The transition to Corvus Robotics drones has turned a monthly inventory cycle into a daily routine. For Bill Monk, GNC’s vice president of distribution, the shift was necessary to address the persistent issue of ghost inventory—items missing from shelves despite system records. Since integrating the technology two years ago, nonshipments have dropped from hundreds of units daily to approximately 98. The drones use onboard AI for precise navigation, allowing them to identify misplaced pallets, fallen boxes, and discrepancies that previously required hours of tedious manual labor.

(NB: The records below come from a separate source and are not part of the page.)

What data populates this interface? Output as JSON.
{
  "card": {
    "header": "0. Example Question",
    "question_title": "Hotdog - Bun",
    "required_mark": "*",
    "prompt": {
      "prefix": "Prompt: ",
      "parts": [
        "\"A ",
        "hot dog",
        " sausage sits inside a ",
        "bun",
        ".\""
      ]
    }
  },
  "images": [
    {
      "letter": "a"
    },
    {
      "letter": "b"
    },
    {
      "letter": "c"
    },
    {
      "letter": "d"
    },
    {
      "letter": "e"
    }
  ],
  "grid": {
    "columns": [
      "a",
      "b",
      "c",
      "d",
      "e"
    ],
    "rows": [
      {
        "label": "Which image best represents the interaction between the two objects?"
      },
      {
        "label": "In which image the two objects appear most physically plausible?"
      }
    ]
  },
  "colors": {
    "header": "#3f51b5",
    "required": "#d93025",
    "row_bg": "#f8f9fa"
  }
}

Beyond accuracy, the automation has reshaped the warehouse culture. The inventory team, once tasked with the monotonous grind of counting thousands of pallets, now focuses on auditing drone data and resolving complex discrepancies. Employees like senior inventory specialist Tammy Lacher report higher job satisfaction, as the drones handle the repetitive scanning while humans tackle investigative problem-solving. This change has also served as a tool for retention in a sector often plagued by high turnover.
Technical constraints remain, particularly regarding the plastic-wrapped pallets common in the 70-inch-wide aisles. Flapping plastic can interfere with rotors, requiring staff to maintain a tidy environment before flight. Furthermore, the drones are limited to reserve inventory; they cannot peer into partially picked boxes. Despite these hurdles, the system has proven its worth by catching errors that human operators missed—including a data entry mistake that miscounted 600 boxes as 60. By bridging the gap between raw data and warehouse operations, GNC has turned a maintenance burden into a responsive, high-performance inventory system.